Hm, I think you are right—as written, the claim is false. I think some version of (X) --- the assumption around your ability to differentially use AI assistants for alignment—will still be relevant; it will just need a bit more careful phrasing. Let me know if this makes sense:
To get a more realistic assumption, perhaps we could want to talk about (speedup) “how much are AI assistants able to speed up alignment vs capability” and (proliferation prevention) “how much can OpenAI prevent them from proliferating to capabilities research”.[1] And then the corresponding more realistic version of the claims would be that:
either (i’) AI assistants will fundamentally be able to speed up alignment much more than capabilities
or (ii’) the potential speedup ratios will be comparable, but OpenAI will be able to significantly restrict the proliferation of AI assistants for capabilities research
or (iii’) both the potential speedup ratios and adoption rates of AI assistants will be comparable for capabilities research will be, but somehow we will have enough time to solve alignment anyway.
Comments:
Regarding (iii’): It seems that in the worlds where (iii’) holds, you could just as well solve alignment without developing AI assistants.

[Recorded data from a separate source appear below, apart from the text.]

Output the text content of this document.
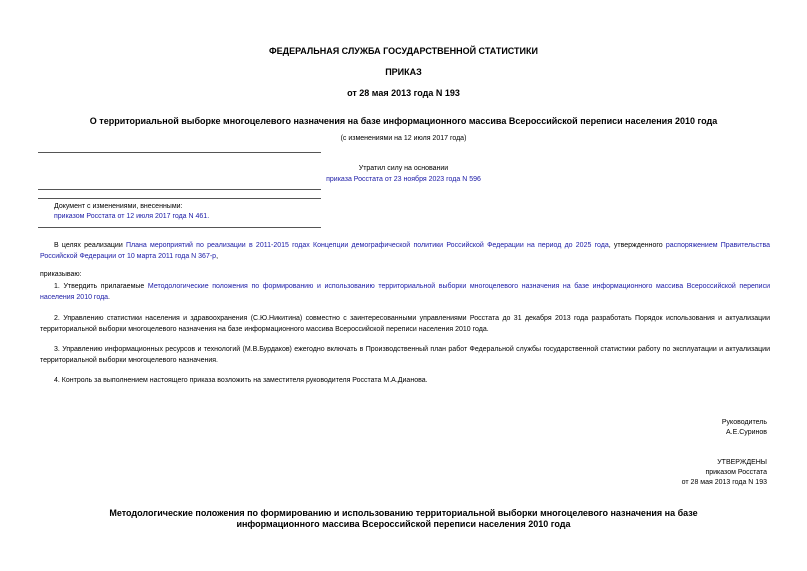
ФЕДЕРАЛЬНАЯ СЛУЖБА ГОСУДАРСТВЕННОЙ СТАТИСТИКИ
ПРИКАЗ
от 28 мая 2013 года N 193
О территориальной выборке многоцелевого назначения на базе информационного массива Всероссийской переписи населения 2010 года
(с изменениями на 12 июля 2017 года)
Утратил силу на основании
приказа Росстата от 23 ноября 2023 года N 596
Документ с изменениями, внесенными:
приказом Росстата от 12 июля 2017 года N 461.
В целях реализации Плана мероприятий по реализации в 2011-2015 годах Концепции демографической политики Российской Федерации на период до 2025 года, утвержденного распоряжением Правительства Российской Федерации от 10 марта 2011 года N 367-р,
приказываю:
1. Утвердить прилагаемые Методологические положения по формированию и использованию территориальной выборки многоцелевого назначения на базе информационного массива Всероссийской переписи населения 2010 года.
2. Управлению статистики населения и здравоохранения (С.Ю.Никитина) совместно с заинтересованными управлениями Росстата до 31 декабря 2013 года разработать Порядок использования и актуализации территориальной выборки многоцелевого назначения на базе информационного массива Всероссийской переписи населения 2010 года.
3. Управлению информационных ресурсов и технологий (М.В.Бурдаков) ежегодно включать в Производственный план работ Федеральной службы государственной статистики работу по эксплуатации и актуализации территориальной выборки многоцелевого назначения.
4. Контроль за выполнением настоящего приказа возложить на заместителя руководителя Росстата М.А.Дианова.
Руководитель
А.Е.Суринов
УТВЕРЖДЕНЫ
приказом Росстата
от 28 мая 2013 года N 193
Методологические положения по формированию и использованию территориальной выборки многоцелевого назначения на базе информационного массива Всероссийской переписи населения 2010 года
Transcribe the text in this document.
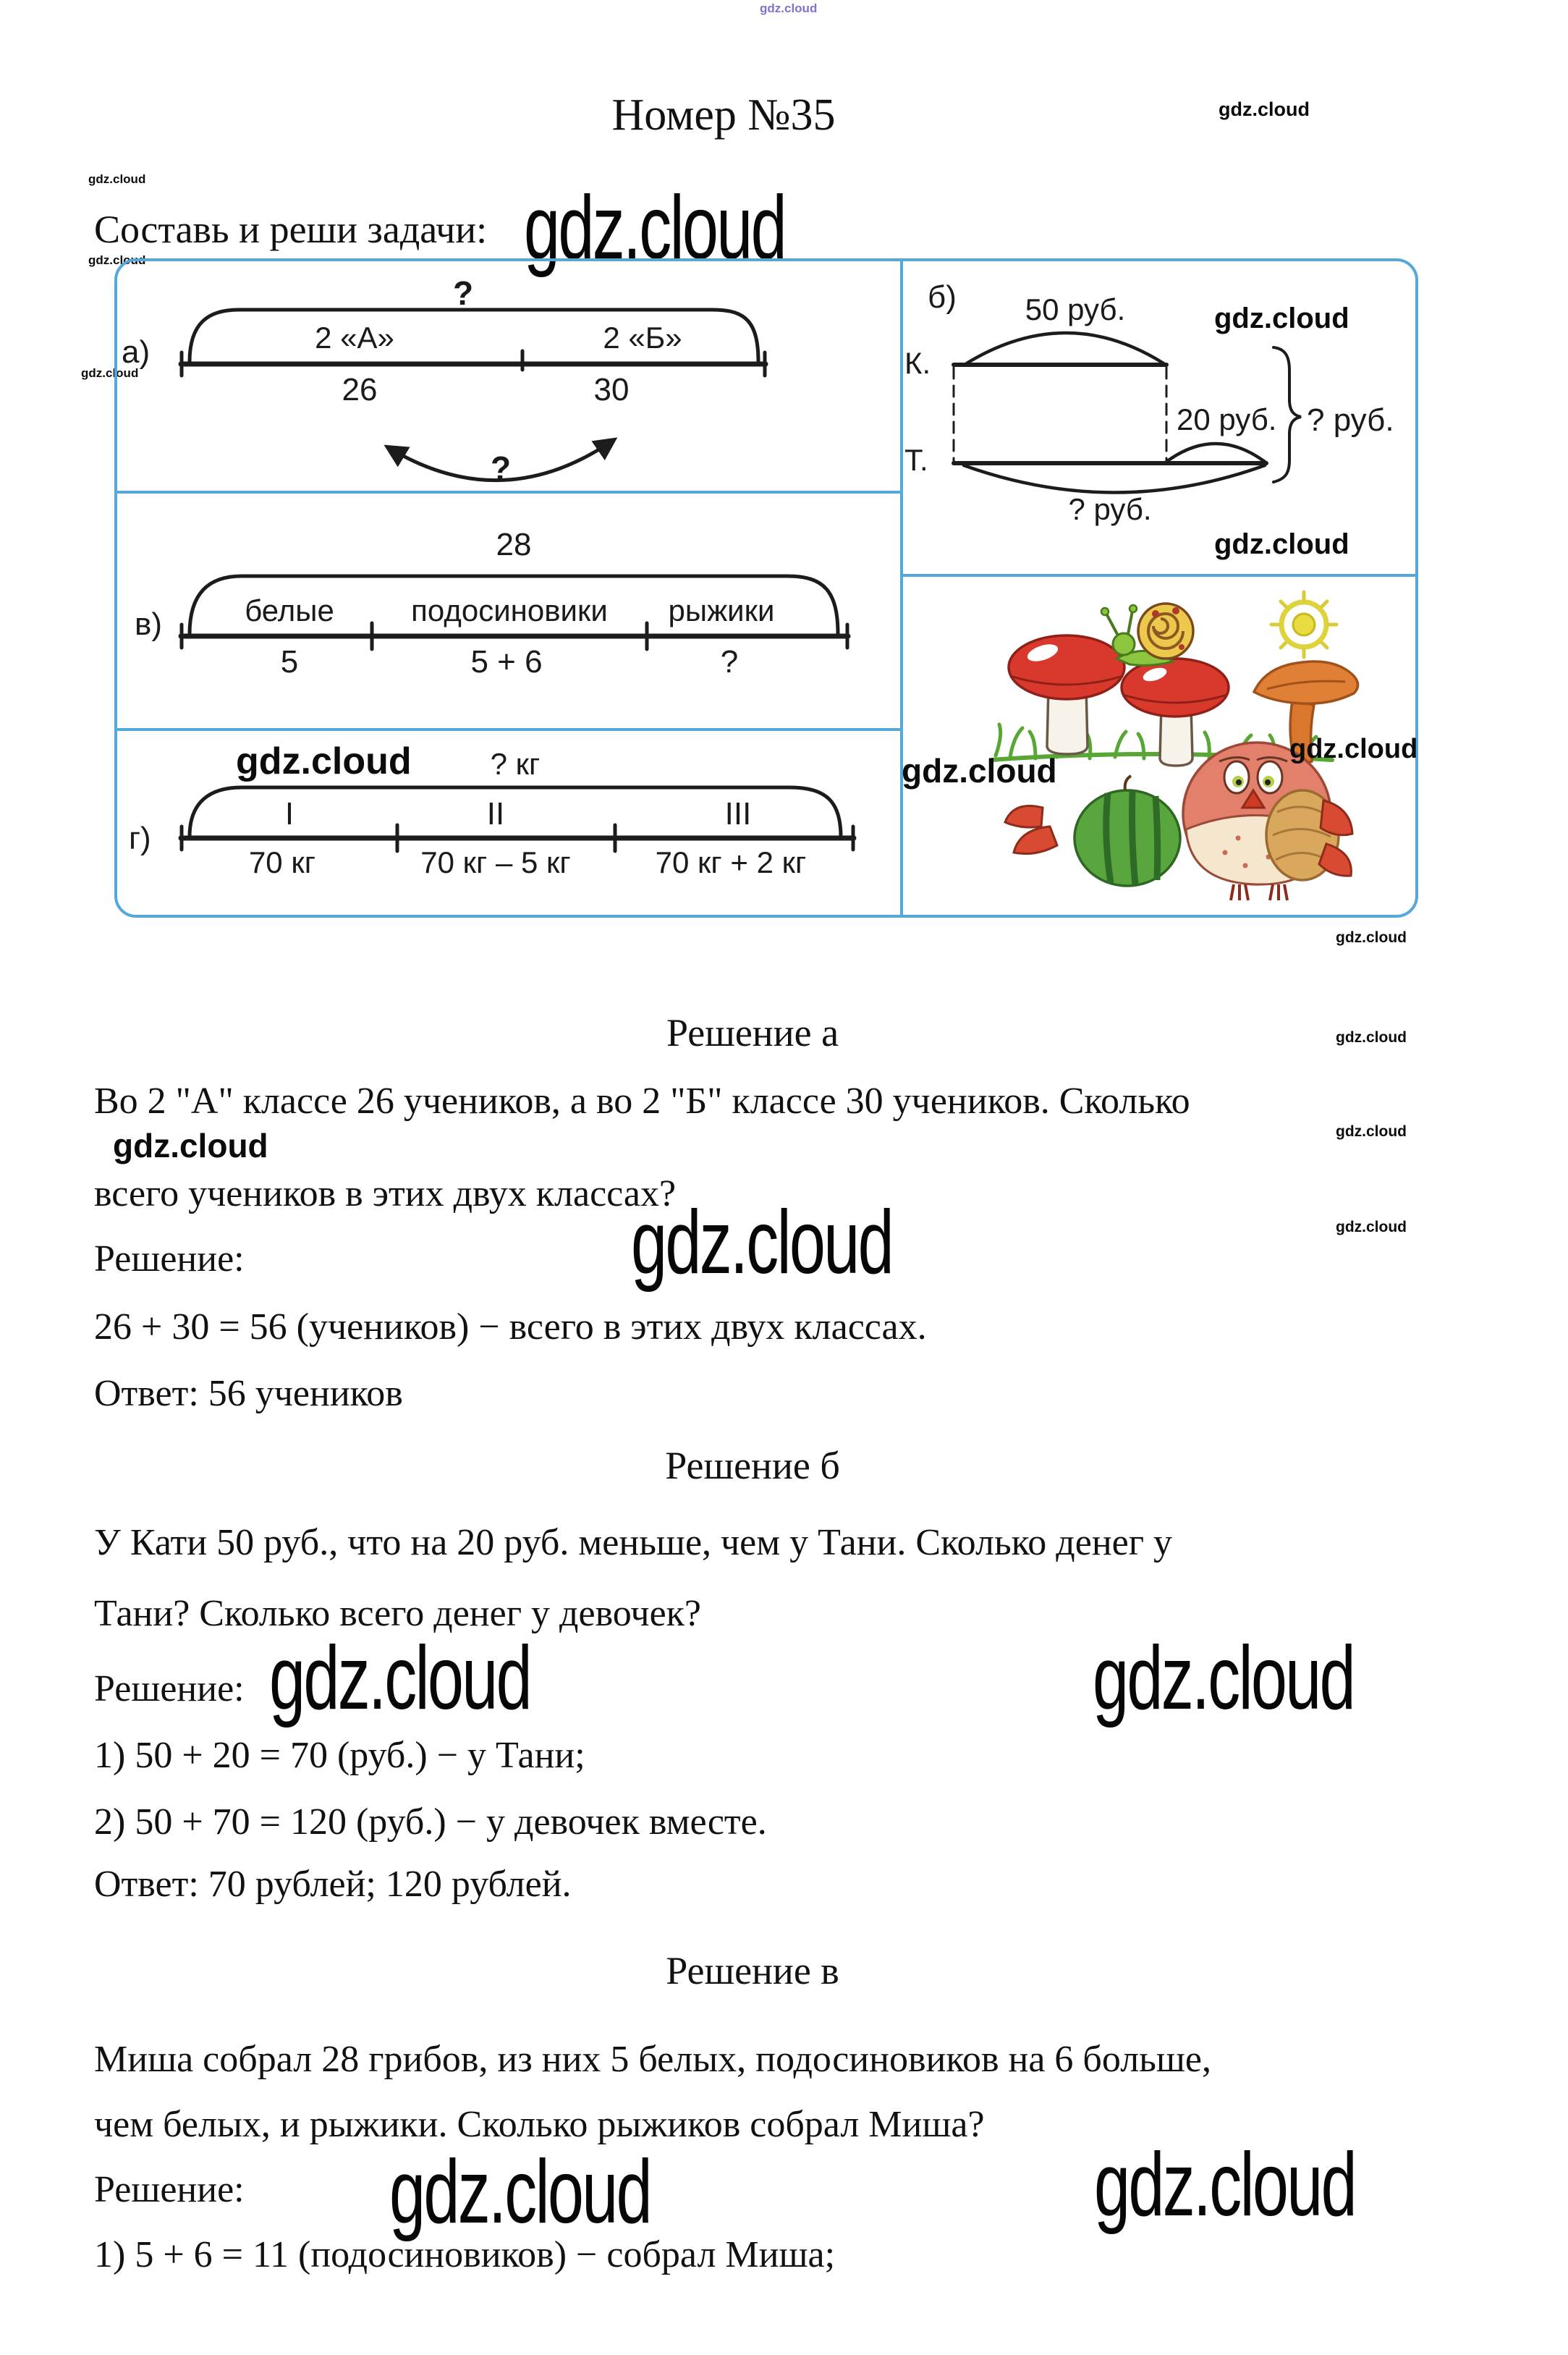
gdz.cloud
Номер №35	gdz.cloud
gdz.cloud
Составь и реши задачи: gdz.cloud
gdz.cloud
gdz.cloud
?
а)	2 «А»	2 «Б»
26	30
?
б) 50 руб.	gdz.cloud
К.
20 руб. ? руб.
Т.
? руб.
gdz.cloud
28
в)	белые	подосиновики рыжики
5	5 + 6	?
gdz.cloud	? кг
г)
I	II	III
70 кг	70 кг – 5 кг	70 кг + 2 кг
gdz.cloud
gdz.cloud
gdz.cloud
gdz.cloud
gdz.cloud
gdz.cloud
Решение а
Во 2 "А" классе 26 учеников, а во 2 "Б" классе 30 учеников. Сколько
gdz.cloud
всего учеников в этих двух классах?
Решение:	gdz.cloud
26 + 30 = 56 (учеников) − всего в этих двух классах.
Ответ: 56 учеников
Решение б
У Кати 50 руб., что на 20 руб. меньше, чем у Тани. Сколько денег у
Тани? Сколько всего денег у девочек?
Решение: gdz.cloud	gdz.cloud
1) 50 + 20 = 70 (руб.) − у Тани;
2) 50 + 70 = 120 (руб.) − у девочек вместе.
Ответ: 70 рублей; 120 рублей.
Решение в
Миша собрал 28 грибов, из них 5 белых, подосиновиков на 6 больше,
чем белых, и рыжики. Сколько рыжиков собрал Миша?
Решение: gdz.cloud	gdz.cloud
1) 5 + 6 = 11 (подосиновиков) − собрал Миша;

Regarding (i’): Personally I don’t buy this assumption. But you could argue for it on the grounds that perhaps alignment is just impossible to solve for unassisted humans. (Otherwise arguing for (i’) seems rather hard to me.)
Regarding (ii’): As before, this seems implausible based on the track record :-).
This implicitly assumes that if OpenAI develops the AI assistants technology and restrict proliferation, you will get similar adoption in capabilities vs alignment. This seems realistic.
Makes sense. FWIW, based on Jan’s comments I think the main/only thing the OpenAI alignment team is aiming for here is i, differentially speeding up alignment research. It doesn’t seem like Jan believes in this plan; personally I don’t believe in this plan.
I don’t know how to link to the specific comment, but here somewhere. Also:
Your pessimism about iii still seems a bit off to me. I agree that if you were coordinating well between all the actors than yeah you could just hold off on AI assistants. But the actual decision the OpenAI alignment team is facing could be more like “use LLMs to help with alignment research or get left behind when ML research gets automated”. If facing such choices I might produce a plan like theirs, but notably I would be much more pessimistic about it. When the universe limits you to one option, you shouldn’t expect it to be particularly good. The option “everybody agrees to not build AI assistants and we can do alignment research first” is maybe not on the table, or at least it probably doesn’t feel like it is to the alignment team at OpenAI.
Oh, I think I agree—if the choice is to use AI assistants or not, then use them. If they need adapting to be useful for alignment, then do adapt them.
But suppose they only work kind-of-poorly—and using them for alignment requires making progress on them (which will also be useful for capabilities), and you will not be able to keep those results internal. And that you can either do this work or do literally nothing. (Which is unrealistic.) Then I would say doing literally nothing is better. (Though it certainly feels bad, and probably costs you your job. So I guess some third option would be preferable.)